Thursday, May 19, 2011

Transitions, Paper Towns and the Meaning of Life

Blog posts, eh? Those are always nice, I suppose. I should probably write some more of those.

My life is, as it seems to always be, in a state of transition. There are many projects on the horizon: Internet Prom this Saturday, JulNoWriMo (more on that later) and secret series #MB, to name a few. In addition, everything I am personally involved in right now- volunteering at my old high school to get hours for the College of Ed; going through the application and interview process for jobs; even trying to become a YouTube Partner (here's the obligatory plug) is just another step toward the future.

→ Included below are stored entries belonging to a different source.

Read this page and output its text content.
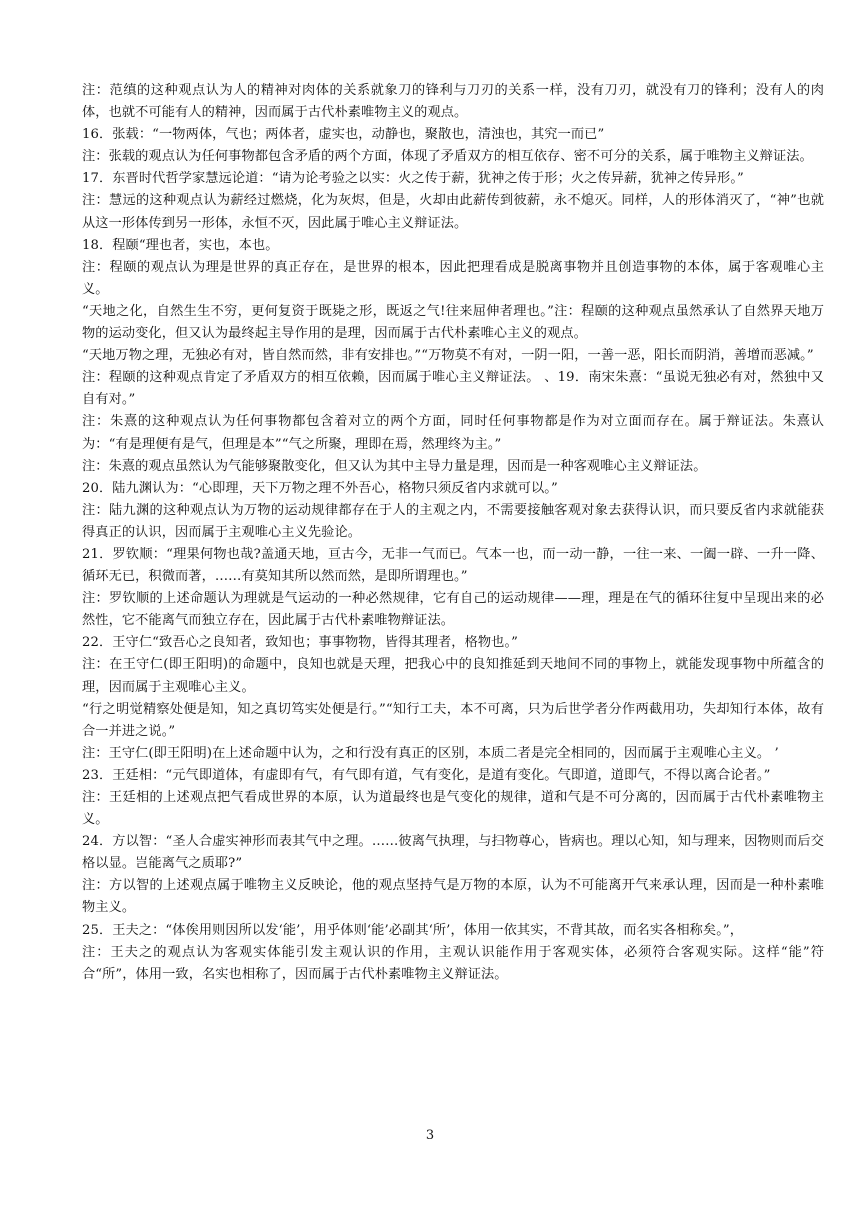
注：范缜的这种观点认为人的精神对肉体的关系就象刀的锋利与刀刃的关系一样，没有刀刃，就没有刀的锋利；没有人的肉体，也就不可能有人的精神，因而属于古代朴素唯物主义的观点。

16．张载：“一物两体，气也；两体者，虚实也，动静也，聚散也，清浊也，其究一而已”

注：张载的观点认为任何事物都包含矛盾的两个方面，体现了矛盾双方的相互依存、密不可分的关系，属于唯物主义辩证法。

17．东晋时代哲学家慧远论道：“请为论考验之以实：火之传于薪，犹神之传于形；火之传异薪，犹神之传异形。”

注：慧远的这种观点认为薪经过燃烧，化为灰烬，但是，火却由此薪传到彼薪，永不熄灭。同样，人的形体消灭了，“神”也就从这一形体传到另一形体，永恒不灭，因此属于唯心主义辩证法。

18．程颐“理也者，实也，本也。

注：程颐的观点认为理是世界的真正存在，是世界的根本，因此把理看成是脱离事物并且创造事物的本体，属于客观唯心主义。

“天地之化，自然生生不穷，更何复资于既毙之形，既返之气!往来屈伸者理也。”注：程颐的这种观点虽然承认了自然界天地万物的运动变化，但又认为最终起主导作用的是理，因而属于古代朴素唯心主义的观点。

“天地万物之理，无独必有对，皆自然而然，非有安排也。”“万物莫不有对，一阴一阳，一善一恶，阳长而阴消，善增而恶减。”

注：程颐的这种观点肯定了矛盾双方的相互依赖，因而属于唯心主义辩证法。 、19．南宋朱熹：“虽说无独必有对，然独中又自有对。”

注：朱熹的这种观点认为任何事物都包含着对立的两个方面，同时任何事物都是作为对立面而存在。属于辩证法。朱熹认为：“有是理便有是气，但理是本”“气之所聚，理即在焉，然理终为主。”

注：朱熹的观点虽然认为气能够聚散变化，但又认为其中主导力量是理，因而是一种客观唯心主义辩证法。

20．陆九渊认为：“心即理，天下万物之理不外吾心，格物只须反省内求就可以。”

注：陆九渊的这种观点认为万物的运动规律都存在于人的主观之内，不需要接触客观对象去获得认识，而只要反省内求就能获得真正的认识，因而属于主观唯心主义先验论。

21．罗钦顺：“理果何物也哉?盖通天地，亘古今，无非一气而已。气本一也，而一动一静，一往一来、一阖一辟、一升一降、循环无已，积微而著，……有莫知其所以然而然，是即所谓理也。”

注：罗钦顺的上述命题认为理就是气运动的一种必然规律，它有自己的运动规律——理，理是在气的循环往复中呈现出来的必然性，它不能离气而独立存在，因此属于古代朴素唯物辩证法。

22．王守仁“致吾心之良知者，致知也；事事物物，皆得其理者，格物也。”

注：在王守仁(即王阳明)的命题中，良知也就是天理，把我心中的良知推延到天地间不同的事物上，就能发现事物中所蕴含的理，因而属于主观唯心主义。

“行之明觉精察处便是知，知之真切笃实处便是行。”“知行工夫，本不可离，只为后世学者分作两截用功，失却知行本体，故有合一并进之说。”

注：王守仁(即王阳明)在上述命题中认为，之和行没有真正的区别，本质二者是完全相同的，因而属于主观唯心主义。 ’

23．王廷相：“元气即道体，有虚即有气，有气即有道，气有变化，是道有变化。气即道，道即气，不得以离合论者。”

注：王廷相的上述观点把气看成世界的本原，认为道最终也是气变化的规律，道和气是不可分离的，因而属于古代朴素唯物主义。

24．方以智：“圣人合虚实神形而表其气中之理。……彼离气执理，与扫物尊心，皆病也。理以心知，知与理来，因物则而后交格以显。岂能离气之质耶?”

注：方以智的上述观点属于唯物主义反映论，他的观点坚持气是万物的本原，认为不可能离开气来承认理，因而是一种朴素唯物主义。

25．王夫之：“体俟用则因所以发‘能’，用乎体则‘能’必副其‘所’，体用一依其实，不背其故，而名实各相称矣。”，

注：王夫之的观点认为客观实体能引发主观认识的作用，主观认识能作用于客观实体，必须符合客观实际。这样“能”符合“所”，体用一致，名实也相称了，因而属于古代朴素唯物主义辩证法。

3
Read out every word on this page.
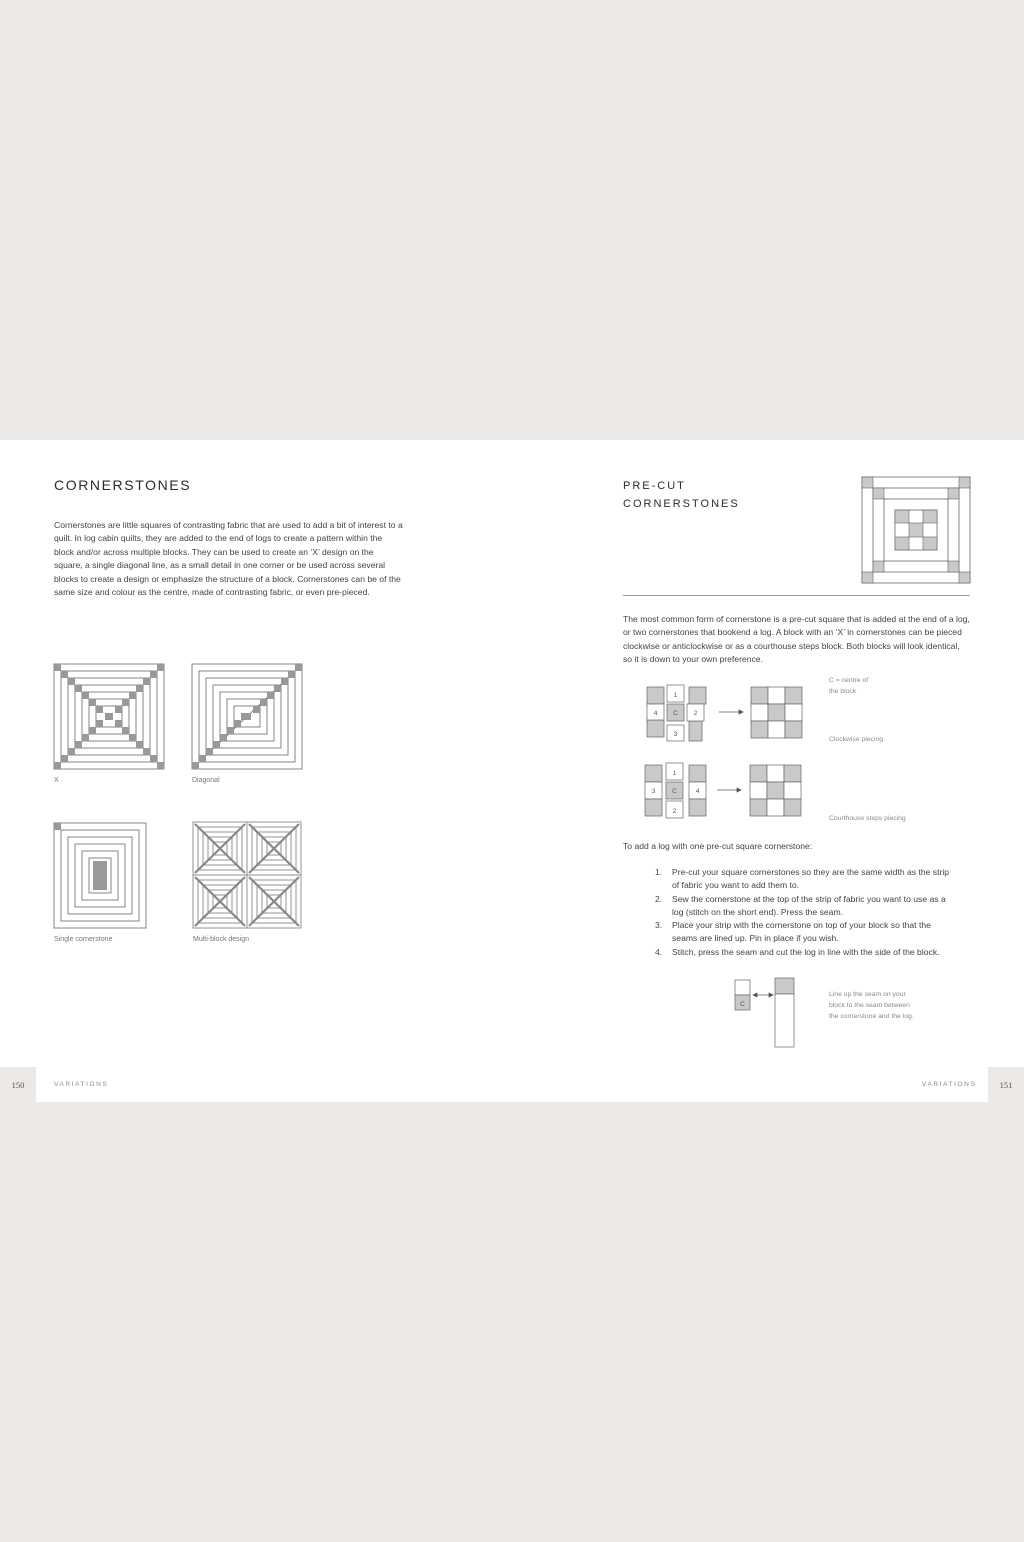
CORNERSTONES

Cornerstones are little squares of contrasting fabric that are used to add a bit of interest to a quilt. In log cabin quilts, they are added to the end of logs to create a pattern within the block and/or across multiple blocks. They can be used to create an ‘X’ design on the square, a single diagonal line, as a small detail in one corner or be used across several blocks to create a design or emphasize the structure of a block. Cornerstones can be of the same size and colour as the centre, made of contrasting fabric, or even pre-pieced.

X	Diagonal
Single cornerstone	Multi-block design
150	VARIATIONS
PRE-CUT
CORNERSTONES

The most common form of cornerstone is a pre-cut square that is added at the end of a log, or two cornerstones that bookend a log. A block with an ‘X’ in cornerstones can be pieced clockwise or anticlockwise or as a courthouse steps block. Both blocks will look identical, so it is down to your own preference.

1
4 C 2
3
C = centre of
the block
Clockwise piecing
1
3	C	4
2
Courthouse steps piecing

To add a log with one pre-cut square cornerstone:

1. Pre-cut your square cornerstones so they are the same width as the strip
of fabric you want to add them to.
2. Sew the cornerstone at the top of the strip of fabric you want to use as a
log (stitch on the short end). Press the seam.
3. Place your strip with the cornerstone on top of your block so that the
seams are lined up. Pin in place if you wish.
4. Stitch, press the seam and cut the log in line with the side of the block.
C
Line up the seam on your
block to the seam between
the cornerstone and the log.
VARIATIONS	151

It's like the excellent John Green novel, Paper Towns. If you haven't read it, I won't spoil it, but it's an excellent book and I highly recommend it for anyone. There's a link to get it at the bottom of the post but whatever you do makes no difference to me and I digress. One of the themes of the book is that everything is just preparation for the future. Even when no ideal end is in sight, no point where we think we've the perfect life, we live to survive so that, in the end, we can say our lives had any meaning in the first place.

It makes me think about what I said in this video. Life doesn't really have a singular purpose. That's why the question of the meaning of life often has vague answers like "other people" or "love" or some appeal to theology. Looking at the grand perspective, the majority of our lives will be about "nothing" in the figurative sense. I'm not trying to preach nihilism here. Just because life doesn't have a specific point does not mean life is pointless, worthless or otherwise not worth living. It's just that, like a lot of things, life is not simple enough to be summed up in easy terms.

To kind of try and bring the whole post into a tidy summary, I'd like to use that overused Lennon quote-"Life is what happens when you are busy making other plans." So these transitional periods are much more real than some imagined future. After all, as is said in another John Green book, to imagine the future is a type of nostalgia. It's not life. You're not waiting to "get a life" because you've already got one and this is it.

I'm not sure what my point is. Maybe it's that preparation is essentially no different than execution. Maybe I just wanted to get all existential today. Either way, I hope it made some sense.